About 80 to 55 million years ago, during the Laramide Orogeny,* something unusual happened: a tectonic plate underlying the Pacific Ocean — the Farallon Plate — began sliding underneath the western edge of North America. When a tectonic plate slides under another tectonic plate, the plate underneath usually descends into Earth's mantle — gradually and steeply — at or near the edge of the upper plate.
But in the case of the Farallon Plate, it sank under the North American Plate not at a steep angle but at a very shallow angle, "scraping" against North America's underside as it (the Farallon Plate) moved east. The pressure, stress, and friction between these two tectonic plates reached deep into the North American continent — hundreds of miles inland. That underground pressure, stress, and friction significantly deformed Earth's crust in the American West — faulting, folding, crumpling, and shoving it up. That pressure, stress, and friction raised vast blocks of land and created the Rocky Mountains.
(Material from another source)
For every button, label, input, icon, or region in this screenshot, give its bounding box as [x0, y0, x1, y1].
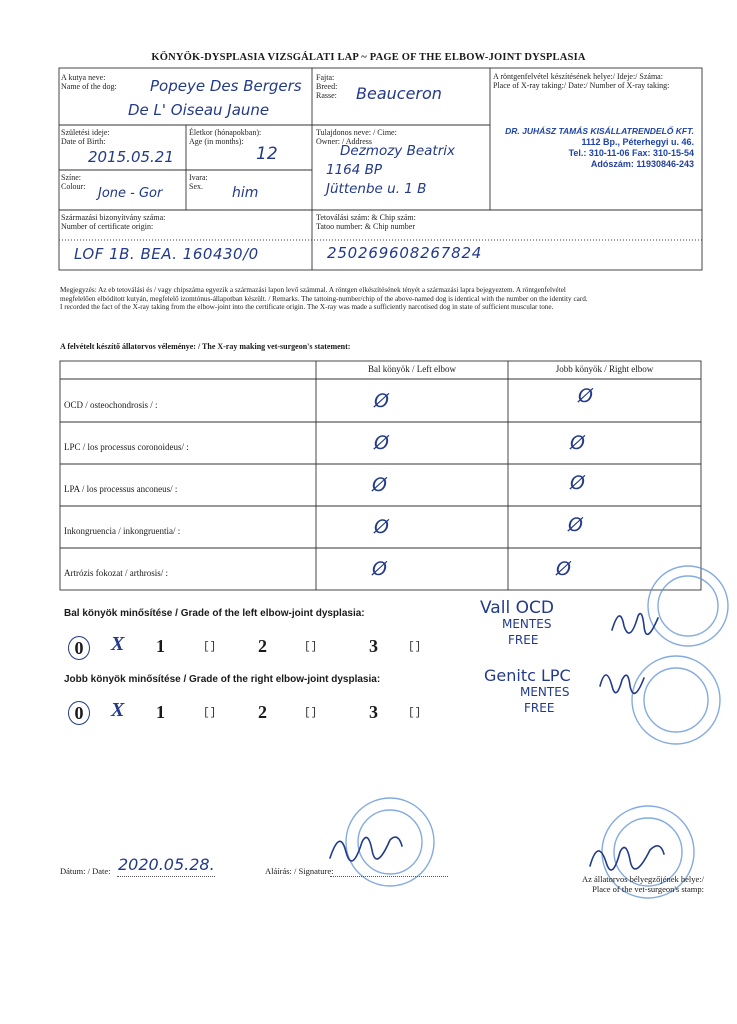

Later, erosion shaped the mountains further — wind, rain, glaciers, and rivers carved them into the rugged, dramatic peaks we know today.
* An orogeny is the process of mountain formation, especially by a folding and faulting of the earth's crust.
ROCKY MOUNTAINS CONNECTION TO THE WILD WEST — The Rockies were central to the westward expansion. From Colorado's booming mining towns like Leadville and Cripple Creek to Montana’s gold rushes, the Rocky Mountains were a goldmine—literally and figuratively—of Wild West history. Prospectors, homesteaders, cattlemen, and railroads pushed into this difficult terrain in search of fortune and new beginnings. The Rockies were also home to infamous gunfights, mountain lawmen, and hard-bitten mining camps. Native American tribes, including the Ute, Arapaho, and Blackfoot, resisted encroachment here, making parts of the region key battlegrounds during the Indian Wars.